For the inductive step, suppose $D_{2 \cdot 2^k}$ is nilpotent. Consider $D_{2 \cdot 2^{k+1}}$; we have $Z(D_{2 \cdot 2^{k+1}}) = \langle r^{2^k} \rangle$, and so, $D_{2 \cdot 2^{k+1}}/Z(D_{2 \cdot 2^{k+1}}) \cong D_{2 \cdot 2^k}$ is nilpotent. Thus, $D_{2 \cdot 2^{k+1}}$ is nilpotent.

Theorem: $D_{2n}$ is solvable for all $n\geq1$.

To prove this, I will use the above fact (see here).

When $n=1$, $D_{2n}\cong \mathbb{Z}_2$ which is nilpotent and thus solvable. When $n>1$, $D_{2n}/\langle r\rangle\cong\mathbb{Z}_2$ and $\langle r\rangle \cong \mathbb{Z}_n$. Both $\mathbb{Z}_n$ and $\mathbb{Z}_2$ are nilpotent and so they are both solvable. As extensions of solvable groups are solvable, $D_{2n}$ is solvable for all $n>0$.

Answer 2

A general proof that $D_n$ is solvable for all $n \geq 1$.

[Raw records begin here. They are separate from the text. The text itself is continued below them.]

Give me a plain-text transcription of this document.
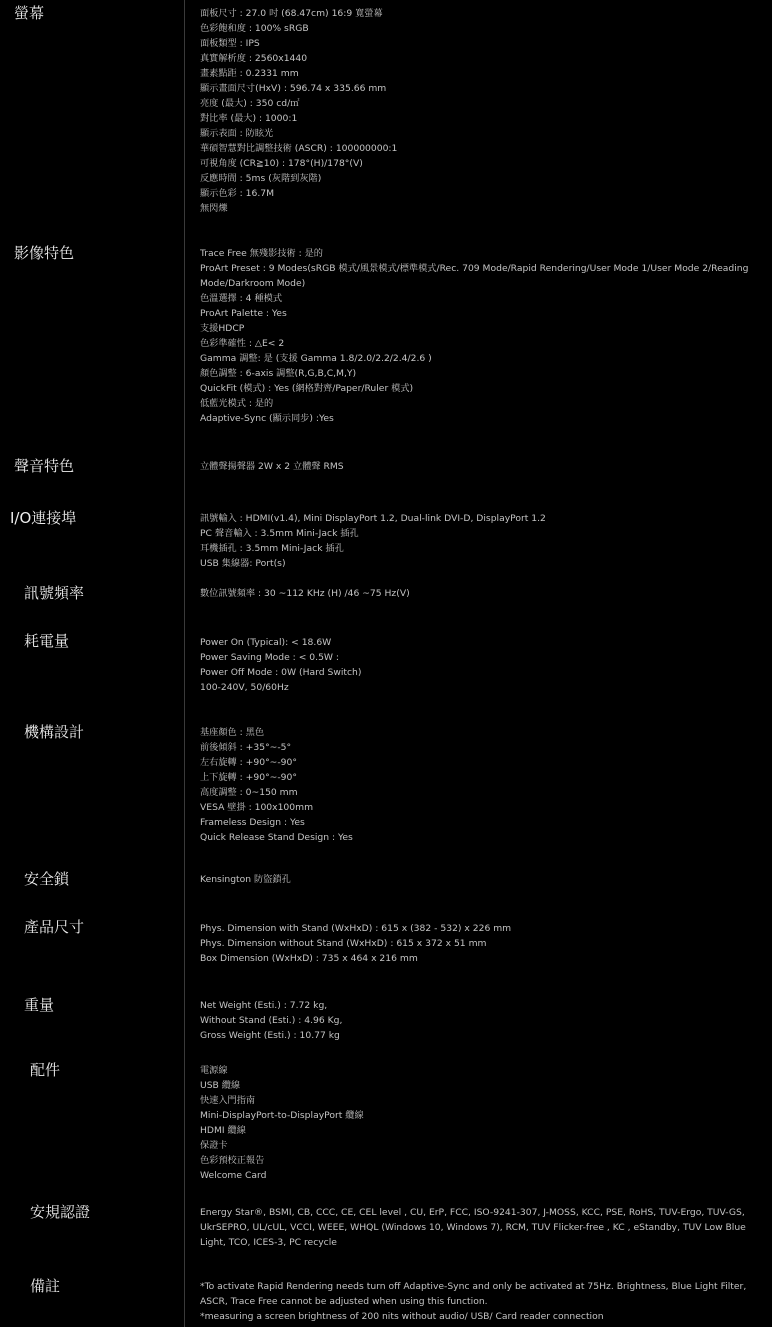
螢幕	面板尺寸 : 27.0 吋 (68.47cm) 16:9 寬螢幕
色彩飽和度 : 100% sRGB
面板類型 : IPS
真實解析度 : 2560x1440
畫素點距 : 0.2331 mm
顯示畫面尺寸(HxV) : 596.74 x 335.66 mm
亮度 (最大) : 350 cd/㎡
對比率 (最大) : 1000:1
顯示表面 : 防眩光
華碩智慧對比調整技術 (ASCR) : 100000000:1
可視角度 (CR≧10) : 178°(H)/178°(V)
反應時間 : 5ms (灰階到灰階)
顯示色彩 : 16.7M
無閃爍
影像特色	Trace Free 無殘影技術 : 是的
ProArt Preset : 9 Modes(sRGB 模式/風景模式/標準模式/Rec. 709 Mode/Rapid Rendering/User Mode 1/User Mode 2/Reading Mode/Darkroom Mode)
色溫選擇 : 4 種模式
ProArt Palette : Yes
支援HDCP
色彩準確性 : △E< 2
Gamma 調整: 是 (支援 Gamma 1.8/2.0/2.2/2.4/2.6 )
顏色調整 : 6-axis 調整(R,G,B,C,M,Y)
QuickFit (模式) : Yes (網格對齊/Paper/Ruler 模式)
低藍光模式 : 是的
Adaptive-Sync (顯示同步) :Yes
聲音特色	立體聲揚聲器 2W x 2 立體聲 RMS
I/O連接埠	訊號輸入 : HDMI(v1.4), Mini DisplayPort 1.2, Dual-link DVI-D, DisplayPort 1.2
PC 聲音輸入 : 3.5mm Mini-Jack 插孔
耳機插孔 : 3.5mm Mini-Jack 插孔
USB 集線器: Port(s)
訊號頻率	數位訊號頻率 : 30 ~112 KHz (H) /46 ~75 Hz(V)
耗電量	Power On (Typical): < 18.6W
Power Saving Mode : < 0.5W :
Power Off Mode : 0W (Hard Switch)
100-240V, 50/60Hz
機構設計	基座顏色 : 黑色
前後傾斜 : +35°~-5°
左右旋轉 : +90°~-90°
上下旋轉 : +90°~-90°
高度調整 : 0~150 mm
VESA 壁掛 : 100x100mm
Frameless Design : Yes
Quick Release Stand Design : Yes
安全鎖	Kensington 防盜鎖孔
產品尺寸	Phys. Dimension with Stand (WxHxD) : 615 x (382 - 532) x 226 mm
Phys. Dimension without Stand (WxHxD) : 615 x 372 x 51 mm
Box Dimension (WxHxD) : 735 x 464 x 216 mm
重量	Net Weight (Esti.) : 7.72 kg,
Without Stand (Esti.) : 4.96 Kg,
Gross Weight (Esti.) : 10.77 kg
配件	電源線
USB 纜線
快速入門指南
Mini-DisplayPort-to-DisplayPort 纜線
HDMI 纜線
保證卡
色彩預校正報告
Welcome Card
安規認證	Energy Star®, BSMI, CB, CCC, CE, CEL level , CU, ErP, FCC, ISO-9241-307, J-MOSS, KCC, PSE, RoHS, TUV-Ergo, TUV-GS, UkrSEPRO, UL/cUL, VCCI, WEEE, WHQL (Windows 10, Windows 7), RCM, TUV Flicker-free , KC , eStandby, TUV Low Blue Light, TCO, ICES-3, PC recycle
備註	*To activate Rapid Rendering needs turn off Adaptive-Sync and only be activated at 75Hz. Brightness, Blue Light Filter, ASCR, Trace Free cannot be adjusted when using this function.
*measuring a screen brightness of 200 nits without audio/ USB/ Card reader connection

Here is the normal series with abelian quotients: $$\{e\} \trianglelefteq \langle \sigma \rangle \trianglelefteq D_n$$

$$\langle \sigma \rangle/\{e\} \cong \mathbb{Z}_n, D_n/\langle \sigma \rangle \cong \mathbb{Z}_2$$ both obviously abelian, therefore $D_n$ is solvable.

Answer 3

Here's another approach to show that $D_{n}$ is nilpotent iff $n$ is a power of $2$:

Suppose $n\geq 3$ and denote $\textbf{Z}=\textbf{Z}(D_n)$ as the center of $D_n$. It is not difficult to see that $\textbf{Z}=1$ if $n$ is odd and that $\textbf{Z}=\langle r^{n/2}\rangle$ if $n$ is even. Here $r$ denotes de rotation of $D_{n}$ and $s$ the reflection of $D_n$. Now, if $n$ is even, we have that $D_n/\textbf{Z}\cong D_{n/2}$. This follows because the cosets $r\textbf{Z}$ and $s\textbf{Z}$ satisfy the presentation equations for $D_{n/2}$, that is, $$(r\textbf{Z})^{n/2}=(s\textbf{Z})^2=(r\textbf{Z}s\textbf{Z})^2=\textbf{Z}.$$ Thus, the upper central series of $D_n$ $$1\leq \textbf{Z}\leq Z_2\leq Z_3\leq \cdots$$ will reach $D_n$ iff the numbers $n$, $n/2$, $n/4$, ..., are all even.